Voici un extrait du chapitre 2

C’était bien moins le froid qui me faisait frémir que le sentiment d’être prise au piège, prise entre deux feux. A cause de mon aîné Sherlock.

Il faut savoir que cet aîné-là, je l’adorais comme un dieu. Sherlock était mon héros. Mon grand rival. Je n’étais pas loin de l’aduler. Mais s’il parvenait à me retrouver, c’en était fait de ma liberté. Adieu, mon indépendance !

D’un autre côté… ma disparition le mettait en détresse ? Je ne pouvais plus me raconter que je n’avais blessé que sa fierté.

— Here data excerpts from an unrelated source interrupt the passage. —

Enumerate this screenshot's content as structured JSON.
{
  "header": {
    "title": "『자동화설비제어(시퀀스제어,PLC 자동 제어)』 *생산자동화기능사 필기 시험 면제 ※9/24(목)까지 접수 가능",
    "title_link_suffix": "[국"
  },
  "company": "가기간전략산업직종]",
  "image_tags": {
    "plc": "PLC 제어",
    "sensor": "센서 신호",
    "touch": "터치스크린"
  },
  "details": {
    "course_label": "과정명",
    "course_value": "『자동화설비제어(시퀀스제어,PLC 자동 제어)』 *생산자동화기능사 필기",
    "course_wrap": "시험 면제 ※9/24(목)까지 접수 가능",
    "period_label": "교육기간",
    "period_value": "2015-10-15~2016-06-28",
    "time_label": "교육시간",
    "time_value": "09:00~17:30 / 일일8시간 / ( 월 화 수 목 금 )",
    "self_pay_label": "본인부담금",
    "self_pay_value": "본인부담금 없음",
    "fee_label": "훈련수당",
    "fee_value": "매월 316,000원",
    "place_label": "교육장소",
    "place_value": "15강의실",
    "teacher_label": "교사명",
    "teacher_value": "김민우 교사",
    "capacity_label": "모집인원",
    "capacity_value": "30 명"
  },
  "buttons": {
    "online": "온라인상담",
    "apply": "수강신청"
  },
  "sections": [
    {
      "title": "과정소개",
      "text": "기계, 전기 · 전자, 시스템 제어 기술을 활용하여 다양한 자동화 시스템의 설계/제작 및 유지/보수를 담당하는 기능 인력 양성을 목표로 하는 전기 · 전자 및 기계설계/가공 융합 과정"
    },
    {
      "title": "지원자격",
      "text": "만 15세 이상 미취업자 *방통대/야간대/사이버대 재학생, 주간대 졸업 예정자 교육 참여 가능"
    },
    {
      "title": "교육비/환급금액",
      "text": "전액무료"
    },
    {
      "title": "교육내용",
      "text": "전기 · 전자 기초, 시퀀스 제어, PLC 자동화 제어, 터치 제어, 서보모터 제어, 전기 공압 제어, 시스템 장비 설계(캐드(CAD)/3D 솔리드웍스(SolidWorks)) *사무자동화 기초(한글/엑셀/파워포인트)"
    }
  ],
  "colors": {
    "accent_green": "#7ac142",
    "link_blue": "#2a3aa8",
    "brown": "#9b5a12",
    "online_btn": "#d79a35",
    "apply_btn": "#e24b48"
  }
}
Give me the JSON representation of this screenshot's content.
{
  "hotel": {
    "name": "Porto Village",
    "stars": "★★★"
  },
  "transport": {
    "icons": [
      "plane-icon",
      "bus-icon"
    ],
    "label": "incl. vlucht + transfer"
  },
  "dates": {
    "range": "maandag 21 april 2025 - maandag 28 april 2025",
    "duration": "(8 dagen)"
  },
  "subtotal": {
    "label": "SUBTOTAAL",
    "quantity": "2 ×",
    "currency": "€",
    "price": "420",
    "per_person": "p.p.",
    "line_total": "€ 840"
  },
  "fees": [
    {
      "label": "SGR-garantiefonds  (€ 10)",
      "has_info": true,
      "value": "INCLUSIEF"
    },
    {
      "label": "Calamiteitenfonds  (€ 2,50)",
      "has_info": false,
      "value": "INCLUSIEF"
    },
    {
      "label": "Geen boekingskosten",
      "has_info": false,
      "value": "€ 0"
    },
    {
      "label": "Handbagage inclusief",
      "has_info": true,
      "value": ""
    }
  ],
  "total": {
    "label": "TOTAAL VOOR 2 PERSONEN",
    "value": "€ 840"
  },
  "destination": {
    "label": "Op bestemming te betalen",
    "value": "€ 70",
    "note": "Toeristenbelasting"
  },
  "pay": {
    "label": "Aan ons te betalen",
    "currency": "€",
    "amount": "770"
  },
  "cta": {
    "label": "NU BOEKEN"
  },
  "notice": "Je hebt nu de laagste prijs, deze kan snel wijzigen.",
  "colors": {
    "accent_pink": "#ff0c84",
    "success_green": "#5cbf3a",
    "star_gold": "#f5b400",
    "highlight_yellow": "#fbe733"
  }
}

Mais que faire, nom d’une pipe en bois ? Lui glisser le moindre indice que j’étais en vie et en bonne santé, c’était lui fournir le fil qui lui permettrait à coup sûr de remonter jusqu’à moi.

Et Mère entrait en ligne de compte, aussi. Combien d’années lui restait-il pour savourer sa liberté à elle, loin des carcans de la bienséance et de la « place de la femme dans la société » ? Les hommes étaient-ils dont les seuls à avoir droit à leur fierté ?

 

C’est touchant, amusant, intéressant, prenant.

C’est avec énormément de plaisir que j’irais de nouveau à la rencontre de cette héroïne dans les tomes suivants.